Wildfires can harm water quality up to eight years later, study finds
Wildfires can harm water quality up to eight years later, study finds
Researchers at the University of Colorado Boulder found that wildfires in Colorado and throughout the western United States can dramatically alter the water quality of rivers and streams up to eight years after a fire.
Results of a new CU Boulder study show high levels of contaminants such as organic carbon, phosphorus and nitrogen can remain in water for years after a fire.
“We don’t really know too much as a field about the lingering effects of wildfires on water quality,” said Carli Brucker, lead author and former CU Boulder doctoral student. “One surprising thing was definitely seeing that some of these contaminants had significantly elevated concentrations even eight years after the wildfires.”
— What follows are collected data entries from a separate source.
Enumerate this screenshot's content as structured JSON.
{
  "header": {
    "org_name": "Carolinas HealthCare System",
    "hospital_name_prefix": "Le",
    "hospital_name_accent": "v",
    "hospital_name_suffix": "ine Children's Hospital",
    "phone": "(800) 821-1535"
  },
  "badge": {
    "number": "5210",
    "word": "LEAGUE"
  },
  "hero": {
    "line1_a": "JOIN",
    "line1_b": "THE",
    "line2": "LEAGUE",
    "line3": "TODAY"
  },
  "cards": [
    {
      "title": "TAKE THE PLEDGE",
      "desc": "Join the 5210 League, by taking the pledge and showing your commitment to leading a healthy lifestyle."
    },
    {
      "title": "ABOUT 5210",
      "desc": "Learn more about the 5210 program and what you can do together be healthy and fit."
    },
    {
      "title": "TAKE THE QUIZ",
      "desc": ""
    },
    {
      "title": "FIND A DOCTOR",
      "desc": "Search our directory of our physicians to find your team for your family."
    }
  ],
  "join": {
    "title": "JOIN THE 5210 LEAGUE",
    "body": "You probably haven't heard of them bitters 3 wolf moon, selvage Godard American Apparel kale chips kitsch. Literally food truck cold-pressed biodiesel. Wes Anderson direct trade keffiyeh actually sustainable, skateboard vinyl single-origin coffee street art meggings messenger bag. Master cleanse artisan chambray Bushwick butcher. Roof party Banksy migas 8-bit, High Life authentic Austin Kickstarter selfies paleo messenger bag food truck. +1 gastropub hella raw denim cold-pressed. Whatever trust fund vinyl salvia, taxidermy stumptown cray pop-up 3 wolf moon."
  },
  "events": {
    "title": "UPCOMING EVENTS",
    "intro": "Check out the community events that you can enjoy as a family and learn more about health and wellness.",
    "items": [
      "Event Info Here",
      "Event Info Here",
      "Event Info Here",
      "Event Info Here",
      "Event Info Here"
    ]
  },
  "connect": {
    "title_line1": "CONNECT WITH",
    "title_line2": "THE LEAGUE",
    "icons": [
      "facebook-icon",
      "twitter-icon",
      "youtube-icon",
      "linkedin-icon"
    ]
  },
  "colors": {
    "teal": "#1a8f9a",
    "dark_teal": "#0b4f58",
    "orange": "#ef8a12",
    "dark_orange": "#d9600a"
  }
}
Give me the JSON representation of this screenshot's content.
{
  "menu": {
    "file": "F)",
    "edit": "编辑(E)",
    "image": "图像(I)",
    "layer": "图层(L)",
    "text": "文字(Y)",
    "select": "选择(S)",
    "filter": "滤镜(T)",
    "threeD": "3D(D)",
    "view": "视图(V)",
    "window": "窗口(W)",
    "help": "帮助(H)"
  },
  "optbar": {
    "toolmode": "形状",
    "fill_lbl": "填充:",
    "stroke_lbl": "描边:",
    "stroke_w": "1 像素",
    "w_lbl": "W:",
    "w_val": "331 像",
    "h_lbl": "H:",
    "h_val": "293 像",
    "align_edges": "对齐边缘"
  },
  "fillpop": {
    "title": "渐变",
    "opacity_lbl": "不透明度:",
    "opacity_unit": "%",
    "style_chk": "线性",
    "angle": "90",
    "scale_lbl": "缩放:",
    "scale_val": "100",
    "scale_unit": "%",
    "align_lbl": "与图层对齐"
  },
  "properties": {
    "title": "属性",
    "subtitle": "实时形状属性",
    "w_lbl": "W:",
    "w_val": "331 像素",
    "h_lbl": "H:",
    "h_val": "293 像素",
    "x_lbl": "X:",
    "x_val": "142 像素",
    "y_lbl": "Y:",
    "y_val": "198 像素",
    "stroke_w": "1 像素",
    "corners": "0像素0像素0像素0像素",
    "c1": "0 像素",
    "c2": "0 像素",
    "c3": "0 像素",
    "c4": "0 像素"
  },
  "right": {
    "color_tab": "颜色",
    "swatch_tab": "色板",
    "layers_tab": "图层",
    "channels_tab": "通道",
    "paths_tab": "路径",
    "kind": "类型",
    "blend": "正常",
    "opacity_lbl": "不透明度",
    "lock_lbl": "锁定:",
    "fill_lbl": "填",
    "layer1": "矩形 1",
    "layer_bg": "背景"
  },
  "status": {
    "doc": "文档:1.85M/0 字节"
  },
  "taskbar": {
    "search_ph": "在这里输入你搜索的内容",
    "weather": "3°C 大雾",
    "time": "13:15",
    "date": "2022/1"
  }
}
The researchers from CU Boulder’s Cooperative Institute for Research in Environmental Sciences collected more than 100,000 water samples from 500 watershed sites in Colorado and across the western United States. About half of the watersheds where samples were collected were places where a wildfire had already burned, and the other half were untouched by a wildfire.
CU Boulder professor, CIRES fellow and study co-author Ben Livneh said the team sampled up and down the Front Range, including in the Poudre River.
“We were really wanting to know what the impact of wildfires on our water quality and typically how long does that impact last,” Livneh said.
Livneh said prior studies have shown that water quality changes in the immediate aftermath of a fire, but not a lot is known about the impacts on water quality multiple years after a fire. Additionally, those studies looked at specific locations rather than across state lines. Livneh said a big part of their goal was to compile a large data set.
“We knew there might be more to this story,” Livneh said. “There’s a mystery of how long does it last.”
Impacts to water quality, the study found, were worse in more forested areas and in areas where the fire burned closer to the main stem of the river.
Overall, the results showed that wildfires on average impact deeper layers of soil, burn larger vegetative structures and disrupt nutrient cycles to a greater extent than previously suspected, according to the study. This can have negative implications for people’s drinking water and freshwater systems.
Livneh said this is important for water suppliers and utility companies to know so they can better prepare and respond to wildfires. He added that organizations may reconsider their type of water treatment plan to use and whether water treatment needs to continue further into the future than a year or two.
“The biggest implications of these wildfires are for our water utilities,” Brucker said. “For our water utilities, the ones that I’ve talked to, this is already very much a priority … especially around Boulder and other wildfire-prone areas. I think my advice to community members in Boulder is to really just listen to your local water utilities. They have a lot of plans in place to deal with these impacts, and they’re going to ensure we’re always safe from these contaminants.”